The statement indicated that the Egyptian authorities refused to investigate the incidents of enforced disappearance and torture of those sentenced to death, as well as failed to respond to requests by the various prosecution offices and before the courts, in addition to not responding to the requests of lawyers assigned to defend them.

The Egyptian “Stop the Execution” campaign and the signatories of the statement confirmed their complete rejection of the death penalty, “for violating the right to life in general, and its misuse by the Egyptian authorities in particular, especially after monitoring mass death sentences against many civilians.” 

Most of those arrested were forcibly disappeared, tortured and coerced into confessing to crimes they did not commit.

The organisations added: “It is no longer hidden for anyone what the Egyptian authorities are doing towards a specific type of case, in which the accused are denied trial [and are instead subjected to] lengthy trials before the military judiciary, or before exceptional judicial circles such as terrorism or the state security courts.”

The signatories of the statement demanded a halt to the execution of all death sentences in cases where final judgments have been issued, an end to the referral of political cases to exceptional courts, and the end of civilian trials before military courts.

From the beginning of this year until September, the Court of Cassation upheld the execution of 32 people, pending nine cases, making their execution enforceable, according to human rights reports.

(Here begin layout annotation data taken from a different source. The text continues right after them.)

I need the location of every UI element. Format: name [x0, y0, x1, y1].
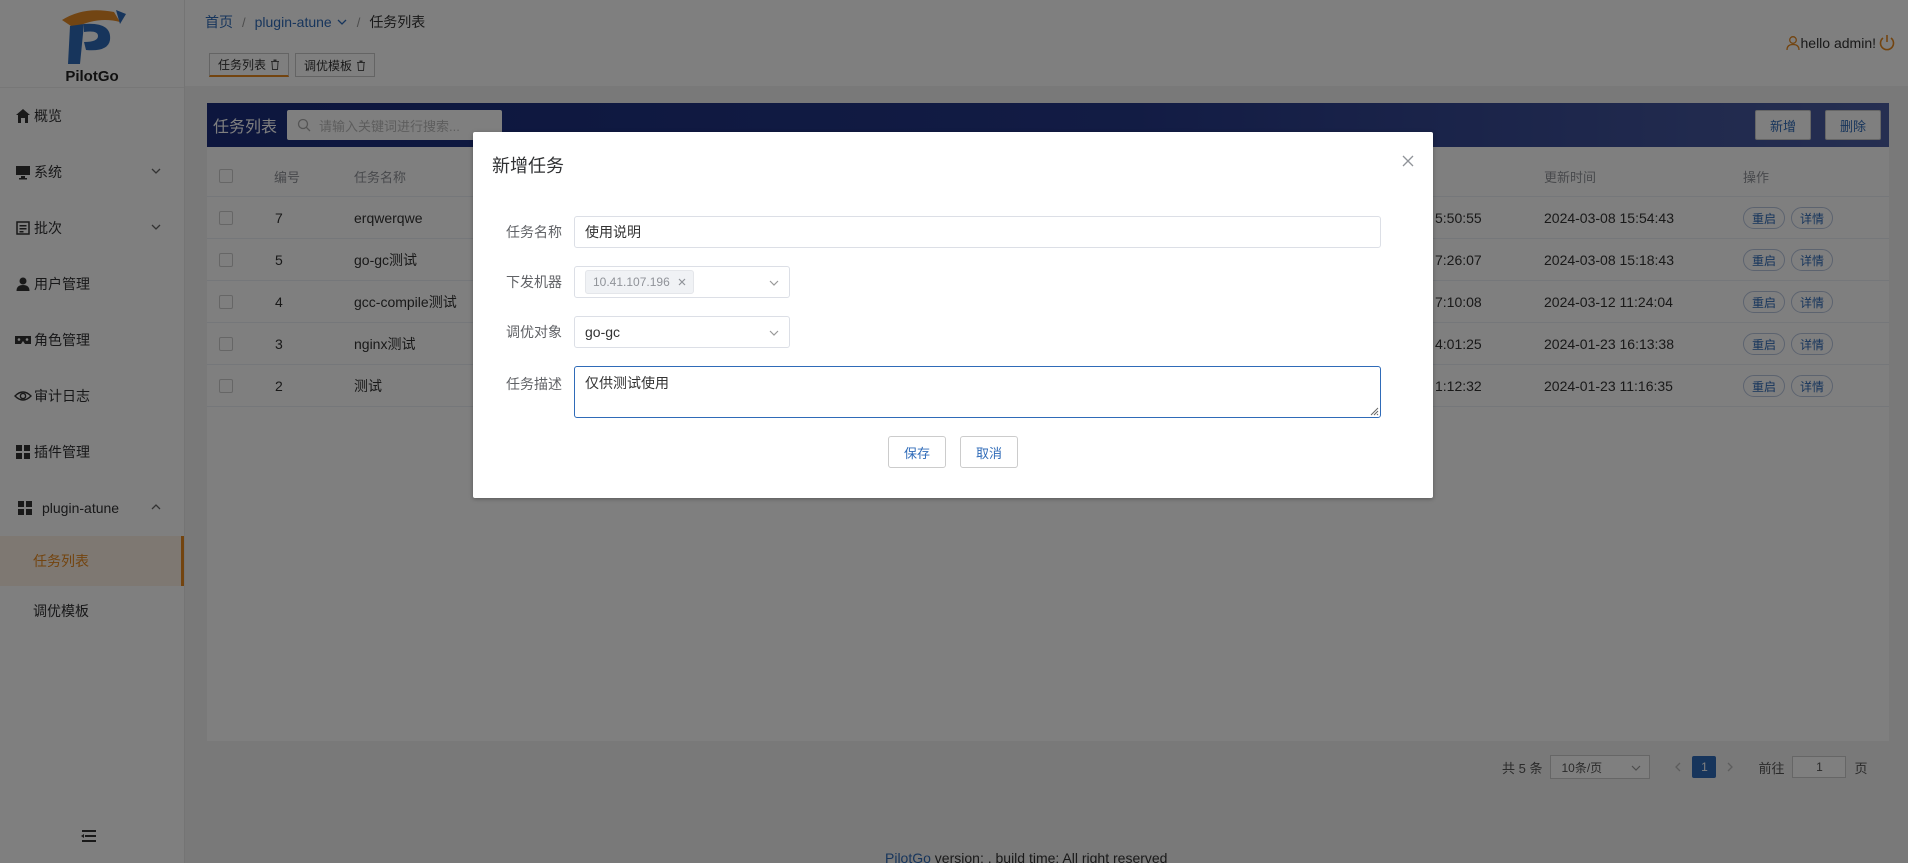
form-row-task-name: 任务名称 使用说明 [473, 216, 1381, 248]
cancel-button[interactable]: 取消 [960, 436, 1019, 468]
description-value: 仅供测试使用 [585, 375, 669, 391]
add-task-dialog: 新增任务 任务名称 使用说明 下发机器 10.41.107.196 调优对象 g… [473, 132, 1433, 498]
form-row-machine: 下发机器 10.41.107.196 [473, 266, 790, 298]
save-button[interactable]: 保存 [888, 436, 947, 468]
app-root: PilotGo 概览 系统 批次 [0, 0, 1908, 863]
chevron-down-icon [769, 280, 779, 286]
target-label: 调优对象 [506, 324, 562, 340]
remove-chip-icon[interactable] [678, 278, 686, 286]
target-value: go-gc [585, 324, 621, 340]
task-name-label: 任务名称 [506, 224, 562, 240]
machine-chip-label: 10.41.107.196 [593, 275, 670, 289]
chevron-down-icon [769, 330, 779, 336]
form-row-target: 调优对象 go-gc [473, 316, 790, 348]
task-name-input[interactable]: 使用说明 [574, 216, 1381, 248]
form-row-description: 任务描述 仅供测试使用 [473, 366, 1381, 418]
target-select[interactable]: go-gc [574, 316, 790, 348]
machine-chip: 10.41.107.196 [585, 270, 694, 294]
dialog-title: 新增任务 [492, 156, 564, 176]
close-icon[interactable] [1401, 154, 1415, 168]
description-textarea[interactable]: 仅供测试使用 [574, 366, 1381, 418]
task-name-value: 使用说明 [585, 224, 641, 240]
description-label: 任务描述 [506, 376, 562, 392]
resize-handle-icon[interactable] [1369, 406, 1379, 416]
machine-label: 下发机器 [506, 274, 562, 290]
machine-select[interactable]: 10.41.107.196 [574, 266, 790, 298]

The same court also issued preliminary rulings of the execution of at least 320 people in 170 cases, some of them of political prisoners, and referred the papers of 147 people to the Mufti of the Republic to consider their execution, including eight people in military cases.

A report issued by the Egyptian Initiative for Personal Rights revealed that, since January 2011, the Egyptian authorities have issued 2,726 death sentences in various cases, including 717 in 2018.

According to the report’s data, the number of death sentences issued in Egypt has increased dramatically since 2013 as 2011 witnessed 123 death sentences, which reached 509 in 2014, before reaching its peak in 2018 with 717 death sentences.

Since the late President Mohamed Morsi was toppled by a military coup in the summer of 2013, the Egyptian judiciary has expanded the use of the death sentence against opponents, issuing nearly 1,500 death sentences.

From 2014 until February 2019, the Egyptian authorities executed 42 political prisoners. Roughly 80 other people are awaiting execution of their death sentence at any time since their sentences became final.